The services provided by MAGNET's product design and development team run the gamut from ideation to industrial design to developing prototypes to launch strategy and everything in between. The small to midsize manufacturer makes up a large portion of its client base.
"We're a full-service innovation [firm]," explains Ed Nolan, vice president, MAGNET Product Design & Development. Such services can prove valuable to the smaller manufacturer who simply may not have the staff to fully support product development efforts. Or who may have engineers but not the correct discipline for a particular project. Or even the manufacturer who doesn't have the right software for a project and can't afford to invest the dollars to acquire it, Nolan says.
MAGNET The Manufacturing Advocacy & Growth Network provided manufacturer S.R. Smith with a range of product development services for the Typhoon slide.

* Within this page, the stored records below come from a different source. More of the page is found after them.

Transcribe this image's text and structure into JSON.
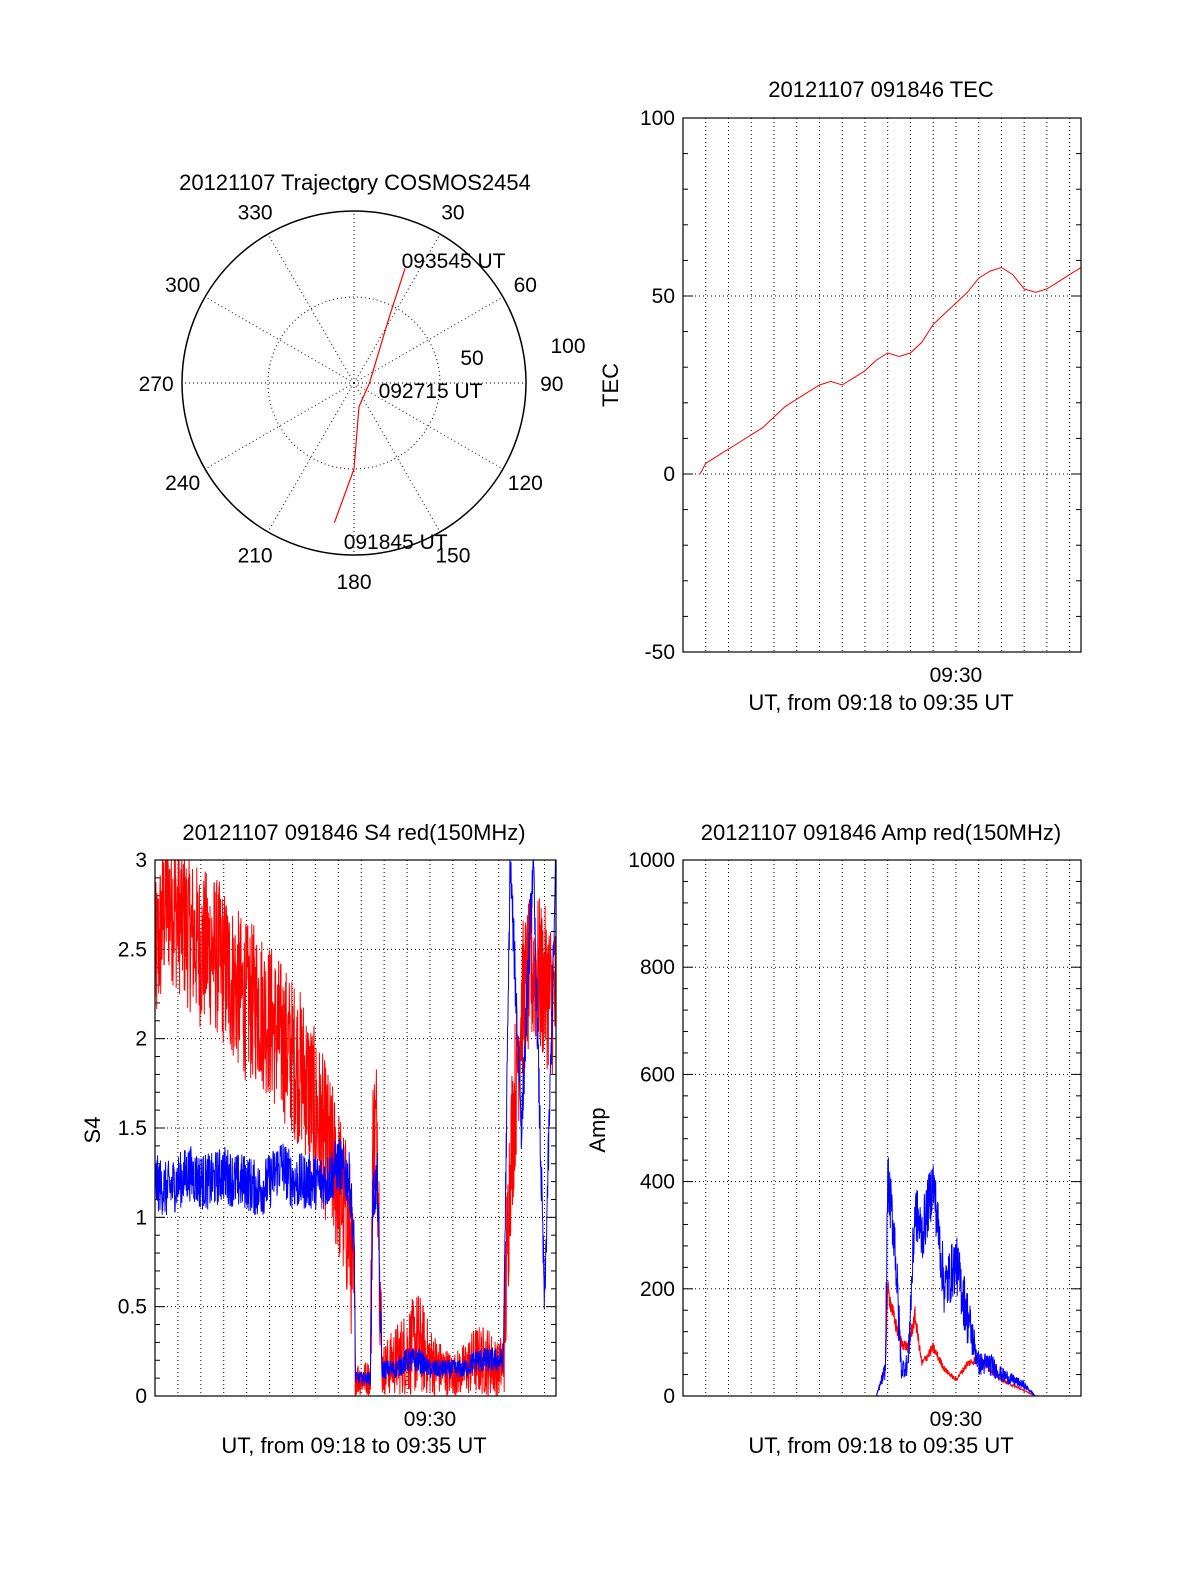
{
  "colors": {
    "red": "#ff0000",
    "blue": "#0000ff",
    "axis": "#000000",
    "grid": "#000000",
    "background": "#ffffff"
  },
  "chart_data": [
    {
      "id": "trajectory",
      "type": "polar",
      "title": "20121107 Trajectory COSMOS2454",
      "azimuth_labels": [
        "0",
        "30",
        "60",
        "90",
        "120",
        "150",
        "180",
        "210",
        "240",
        "270",
        "300",
        "330"
      ],
      "radial_rings": [
        50,
        100
      ],
      "radial_labels": [
        "50",
        "100"
      ],
      "grid": true,
      "track": {
        "color": "red",
        "points": [
          {
            "az": 188,
            "zen": 82
          },
          {
            "az": 180,
            "zen": 50
          },
          {
            "az": 168,
            "zen": 14
          },
          {
            "az": 90,
            "zen": 9
          },
          {
            "az": 28,
            "zen": 44
          },
          {
            "az": 24,
            "zen": 73
          }
        ]
      },
      "annotations": [
        {
          "text": "093545 UT",
          "az": 22,
          "zen": 77
        },
        {
          "text": "092715 UT",
          "az": 105,
          "zen": 16
        },
        {
          "text": "091845 UT",
          "az": 183,
          "zen": 92
        }
      ]
    },
    {
      "id": "tec",
      "type": "line",
      "title": "20121107 091846 TEC",
      "ylabel": "TEC",
      "xlabel": "UT, from 09:18 to 09:35 UT",
      "xlim": [
        0,
        17.5
      ],
      "ylim": [
        -50,
        100
      ],
      "yticks": [
        -50,
        0,
        50,
        100
      ],
      "ytick_labels": [
        "-50",
        "0",
        "50",
        "100"
      ],
      "xtick_labels": [
        {
          "x": 12,
          "label": "09:30"
        }
      ],
      "grid": true,
      "series": [
        {
          "color": "red",
          "x": [
            0.75,
            1,
            1.5,
            2,
            2.5,
            3,
            3.5,
            4,
            4.5,
            5,
            5.5,
            6,
            6.5,
            7,
            7.5,
            8,
            8.5,
            9,
            9.5,
            10,
            10.5,
            11,
            11.5,
            12,
            12.5,
            13,
            13.5,
            14,
            14.5,
            15,
            15.5,
            16,
            16.5,
            17,
            17.5
          ],
          "y": [
            0,
            3,
            5,
            7,
            9,
            11,
            13,
            16,
            19,
            21,
            23,
            25,
            26,
            25,
            27,
            29,
            32,
            34,
            33,
            34,
            37,
            42,
            45,
            48,
            51,
            55,
            57,
            58,
            56,
            52,
            51,
            52,
            54,
            56,
            58
          ]
        }
      ]
    },
    {
      "id": "s4",
      "type": "line",
      "title": "20121107 091846 S4 red(150MHz)",
      "ylabel": "S4",
      "xlabel": "UT, from 09:18 to 09:35 UT",
      "xlim": [
        0,
        17.5
      ],
      "ylim": [
        0,
        3
      ],
      "yticks": [
        0,
        0.5,
        1,
        1.5,
        2,
        2.5,
        3
      ],
      "ytick_labels": [
        "0",
        "0.5",
        "1",
        "1.5",
        "2",
        "2.5",
        "3"
      ],
      "xtick_labels": [
        {
          "x": 12,
          "label": "09:30"
        }
      ],
      "grid": true,
      "series": [
        {
          "color": "red",
          "noise": 0.45,
          "x": [
            0,
            0.5,
            1,
            1.5,
            2,
            2.5,
            3,
            3.5,
            4,
            4.5,
            5,
            5.5,
            6,
            6.5,
            7,
            7.5,
            8,
            8.5,
            8.7,
            8.75,
            9,
            9.4,
            9.5,
            9.7,
            9.9,
            10,
            10.5,
            11,
            11.5,
            12,
            12.5,
            13,
            13.5,
            14,
            14.5,
            15,
            15.2,
            15.5,
            16,
            16.5,
            17,
            17.5
          ],
          "y": [
            2.4,
            2.8,
            2.7,
            2.6,
            2.5,
            2.5,
            2.4,
            2.3,
            2.2,
            2.2,
            2.1,
            2.0,
            1.9,
            1.8,
            1.6,
            1.4,
            1.2,
            0.9,
            0.5,
            0.1,
            0.1,
            0.1,
            1.4,
            1.5,
            0.15,
            0.15,
            0.2,
            0.25,
            0.3,
            0.2,
            0.15,
            0.12,
            0.15,
            0.2,
            0.2,
            0.15,
            0.2,
            1.3,
            2.2,
            2.4,
            2.3,
            2.2
          ]
        },
        {
          "color": "blue",
          "noise": 0.16,
          "x": [
            0,
            0.5,
            1,
            1.5,
            2,
            2.5,
            3,
            3.5,
            4,
            4.5,
            5,
            5.5,
            6,
            6.5,
            7,
            7.5,
            8,
            8.5,
            8.7,
            8.75,
            9,
            9.4,
            9.5,
            9.7,
            9.9,
            10,
            10.5,
            11,
            11.5,
            12,
            12.5,
            13,
            13.5,
            14,
            14.5,
            15,
            15.2,
            15.5,
            16,
            16.5,
            17,
            17.5
          ],
          "y": [
            1.2,
            1.15,
            1.2,
            1.25,
            1.2,
            1.2,
            1.25,
            1.2,
            1.2,
            1.15,
            1.2,
            1.3,
            1.2,
            1.2,
            1.2,
            1.2,
            1.3,
            1.2,
            0.8,
            0.1,
            0.1,
            0.1,
            1.1,
            1.2,
            0.15,
            0.15,
            0.15,
            0.2,
            0.2,
            0.15,
            0.15,
            0.15,
            0.15,
            0.2,
            0.2,
            0.2,
            0.2,
            3.0,
            1.5,
            3.0,
            0.5,
            3.0
          ]
        }
      ]
    },
    {
      "id": "amp",
      "type": "line",
      "title": "20121107 091846 Amp red(150MHz)",
      "ylabel": "Amp",
      "xlabel": "UT, from 09:18 to 09:35 UT",
      "xlim": [
        0,
        17.5
      ],
      "ylim": [
        0,
        1000
      ],
      "yticks": [
        0,
        200,
        400,
        600,
        800,
        1000
      ],
      "ytick_labels": [
        "0",
        "200",
        "400",
        "600",
        "800",
        "1000"
      ],
      "xtick_labels": [
        {
          "x": 12,
          "label": "09:30"
        }
      ],
      "grid": true,
      "series": [
        {
          "color": "red",
          "noise": 18,
          "x": [
            0.75,
            5,
            8.5,
            8.9,
            9,
            9.3,
            9.6,
            9.9,
            10.2,
            10.5,
            11,
            11.5,
            12,
            12.5,
            13,
            13.5,
            14,
            14.5,
            15,
            15.5,
            16,
            17.5
          ],
          "y": [
            0,
            0,
            0,
            50,
            200,
            140,
            100,
            90,
            150,
            60,
            90,
            50,
            30,
            60,
            70,
            50,
            30,
            20,
            10,
            0,
            0,
            0
          ]
        },
        {
          "color": "blue",
          "noise": 55,
          "x": [
            0.75,
            5,
            8.5,
            8.9,
            9,
            9.3,
            9.6,
            9.9,
            10.2,
            10.5,
            11,
            11.5,
            12,
            12.5,
            13,
            13.5,
            14,
            14.5,
            15,
            15.5,
            16,
            17.5
          ],
          "y": [
            0,
            0,
            0,
            50,
            400,
            300,
            50,
            60,
            350,
            300,
            400,
            200,
            250,
            150,
            60,
            60,
            40,
            30,
            20,
            0,
            0,
            0
          ]
        }
      ]
    }
  ]
}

According to MAGNET, its product development team worked with Berry for nine months, through hundreds of design iterations, before hitting on the right concept, called the Siphon Flush. Production of the product began earlier this year. Among the services provided to S.R. Smith were concept development, mechanical engineering and model build and testing phases.
Beyond the manufacturing services offered by the local MEPs (and those can vary greatly by location), the Hollings Manufacturing Extension Partnership also has developed the National Innovation Marketplace (NIM) in partnership with other organizations, including PlantEureka. Launched earlier this year, the goal of the online marketplace (www.usainnovation.org) is to connect small manufacturers and business opportunities using an open innovation strategy.
Once fully implemented, according to information on the MEP national Web site, "NIM combined with the NIST/MEP network of thousands of innovation experts will make it easy for suppliers to connect with opportunities and access a range of product development and commercialization assistance services to help rapidly move ideas from concept to investment, manufacturing, commercialization and distribution."